Arkasından, son olarak Makedonya işgal edildi. Kosova’ya yerleşmiş emperyalist ülkeler bu sefer de Makedonya’ya yerleştiler.
Peki bölgeyi önemli yapan ne? Şüphesiz ki stratejik konumu. Emperyalist ülkelerin jeopolitik çıkarları bölgeyi; Balkanları stratejik olarak önemli kılıyor:
Balkanlar, Alman emperyalizminin Ortadoğu’ya, Akdeniz’e açılması için mutlaka hakim olunması gereken bir koridordur. Bağdat Demiryolu bu koridorun bir parçasıdır. Alman emperyalizminin jeopolitik anlayışında bir değişme olmamıştır. Drang nach Osten; “Drang nach Südosten”; doğuya ve güneydoğuya açılmak için Balkanların elde tutulması gerekir. Alman emperyalizmi bu anlayışından dolayı Yugoslavya’nın parçalanmasını desteklemiş ve Federasyondan ayrılan Hırvatistan ve Slovenya’yı iktisadi olarak etkisi altına almıştır.
Almanya’nın niyetini gören ve önünü kesmek isteyen bütün güçler; Rusya, ABD, Fransa, İngiltere de bölgeye yerleşmeyi kendi çıkarlarına uygun görmüşlerdir. Emperyalist ülkeler, Balkanlarda birbirlerini kontrol etmek için Kosova’yı, arkasından da Makedonya’yı işgal etmişlerdir.
Revizyonist bloğun dağılmasından sonra Orta ve Doğu Avrupa’da Rusya’nın etkisi kalmamış, bölge NATO (Polonya, Macaristan, Çek Cumhuriyeti) ve AB’nin (Doğu genişlemesi) etkisi altına girmiştir. Böylece AB ve Amerikan emperyalizminin etki alanı Polonya’nın doğu sınırına dayanmıştır.
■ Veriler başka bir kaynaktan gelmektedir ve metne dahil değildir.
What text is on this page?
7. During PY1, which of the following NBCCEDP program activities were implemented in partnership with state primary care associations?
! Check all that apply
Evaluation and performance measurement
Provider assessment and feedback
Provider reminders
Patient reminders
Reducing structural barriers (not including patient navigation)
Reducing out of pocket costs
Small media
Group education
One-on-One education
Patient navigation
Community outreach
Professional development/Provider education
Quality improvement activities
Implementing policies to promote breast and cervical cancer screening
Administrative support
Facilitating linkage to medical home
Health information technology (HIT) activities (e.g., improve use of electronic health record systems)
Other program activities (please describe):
SB’nin dağılmasıyla Hazar Havzası’nın yeraltı zenginlikleri de emperyalistlerin Balkan politikasını etkileyen önemli bir faktör olmuştur. Batının tekelleri, başta da ABD petrol tekelleri, Azerbaycan, Kazakistan petrollerini paylaştılar. Şimdi bütün sorun, petrolün dünya pazarlarına taşınmasında. Petrol, hangi boru hattıyla Batı pazarlarına ulaştırılacak ve hattın güvenliği, dolayısıyla geniş bir bölgenin kontrolü nasıl sağlanacak? ABD’ye göre Boru hatları, Rusya’nın hâkimiyetinde ve kontrolünde olmamalıdır. Boru hatları konusunda AB de söz sahibi olmamalıdır. Bakü-Ceyhan hattının dışında bir de Bakü-Karadeniz-Bulgaristan hattı söz konusudur. Amerikan emperyalizmi çeşitli olasılıkları göz önünde tutarak, Bakü-Ceyhan hattının gerçekleşmemesi durumunda veya Türkiye’nin kendi çıkarını ön plana alması durumunda veya başka nedenlerden dolayı Bakü-Bulgaristan hattının kontrolünü sağlamanın adımlarını bugünden atmıştır. Bunun için Balkanlarda söz sahibi olmak gerekir.
Balkanlar, Amerikan emperyalizminin Avrasya jeopolitik anlayışının da bir parçasıdır. ABD bundan dolayı da oradadır.
Öyleyse:
Alman emperyalizminin Ortadoğu ve Akdeniz’e açılmak için Balkanları koridor; geçiş alanı olarak kullanmasını engellenmelidir anlayışında olan bütün emperyalist ülkeler, Kosova’yı ve arkasından da Makedonya’yı işgal etmişlerdir.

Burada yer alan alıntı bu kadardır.